两阶段提交如何防止最后一秒失败？

小开

No. Point 4 is incorrect. Each node records in stable storage that it was able to commit or rollback the transaction, so that it will be able to do as commanded even across crashes. When the crashed node comes back up, it must realize that it has a transaction in pre-commit state, reinstate any relevant locks or other controls, and then attempt to contact the coordinator site to collect the status of the transaction.

The problems only occur if the crashed node never comes back up (then everything else thinks the transaction was OK, or will be when the crashed node comes back).

小开

Two phase commit isn't foolproof and is just designed to work in the 99% of the time cases.

"The protocol assumes that there is stable storage at each node with a write-ahead log, that no node crashes forever, that the data in the write-ahead log is never lost or corrupted in a crash, and that any two nodes can communicate with each other."

http://en.wikipedia.org/wiki/Two-phase_commit_protocol

小开

No, they are not instructed to roll back because in the original poster's scenario, some of the nodes have already committed. What happens is when the crashed node becomes available, the transaction coordinator tells it to commit again.

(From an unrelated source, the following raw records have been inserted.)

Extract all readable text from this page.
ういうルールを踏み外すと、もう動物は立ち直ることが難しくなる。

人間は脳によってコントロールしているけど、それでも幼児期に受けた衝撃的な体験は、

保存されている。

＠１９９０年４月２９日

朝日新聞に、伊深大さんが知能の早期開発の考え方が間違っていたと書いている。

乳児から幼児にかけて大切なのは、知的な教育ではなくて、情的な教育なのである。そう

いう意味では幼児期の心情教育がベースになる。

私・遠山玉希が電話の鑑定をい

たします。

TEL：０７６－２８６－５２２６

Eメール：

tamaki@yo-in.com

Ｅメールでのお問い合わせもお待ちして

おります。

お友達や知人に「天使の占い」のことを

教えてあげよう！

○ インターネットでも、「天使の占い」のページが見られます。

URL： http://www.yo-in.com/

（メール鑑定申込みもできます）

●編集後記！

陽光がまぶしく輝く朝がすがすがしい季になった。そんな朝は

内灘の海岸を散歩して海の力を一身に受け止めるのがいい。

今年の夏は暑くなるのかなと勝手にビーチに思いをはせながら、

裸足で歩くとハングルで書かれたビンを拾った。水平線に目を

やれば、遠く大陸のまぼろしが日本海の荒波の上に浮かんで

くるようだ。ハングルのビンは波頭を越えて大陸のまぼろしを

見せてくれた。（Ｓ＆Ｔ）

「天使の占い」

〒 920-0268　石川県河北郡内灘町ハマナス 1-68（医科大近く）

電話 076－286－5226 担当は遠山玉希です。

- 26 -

Because the node responded positively in the "prepare" phase, it is required to be able to "commit", even when it comes back from a crash.

小开

There are many ways to attack the problems with two-phase commit. Almost all of them wind up as some variant of the Paxos three-phase commit algorithm. Mike Burrows, who designed the Chubby lock service at Google which is based on Paxos, said that there are two types of distributed commit algorithms - "Paxos, and incorrect ones" - in a lecture I saw.

One thing the crashed node could do, when it reawakes, is say "I never heard about this transaction, should it have been committed?" to the coordinator, which will tell it what the vote was.

Bear in mind that this is an example of a more general problem: the crashed node could miss many transactions before it recovers. Therefore it's terribly important that upon recovery it should talk either to the coordinator or another replica before making itself available. If the node itself can't tell whether or not it has crashed, then things get more involved but still tractable.

If you use a quorum system for database reads, the inconsistency will be masked (and made known to the database itself).

小开

最佳答案

Summarizing everyone's answers:

One cannot use normal databases with distributed transactions. The database must explicitly support a transaction coordinator.
The nodes are not instructed to roll back because some of the nodes have already committed. What happens is that when the crashed node comes back, the transaction coordinator tells it to finish the commit.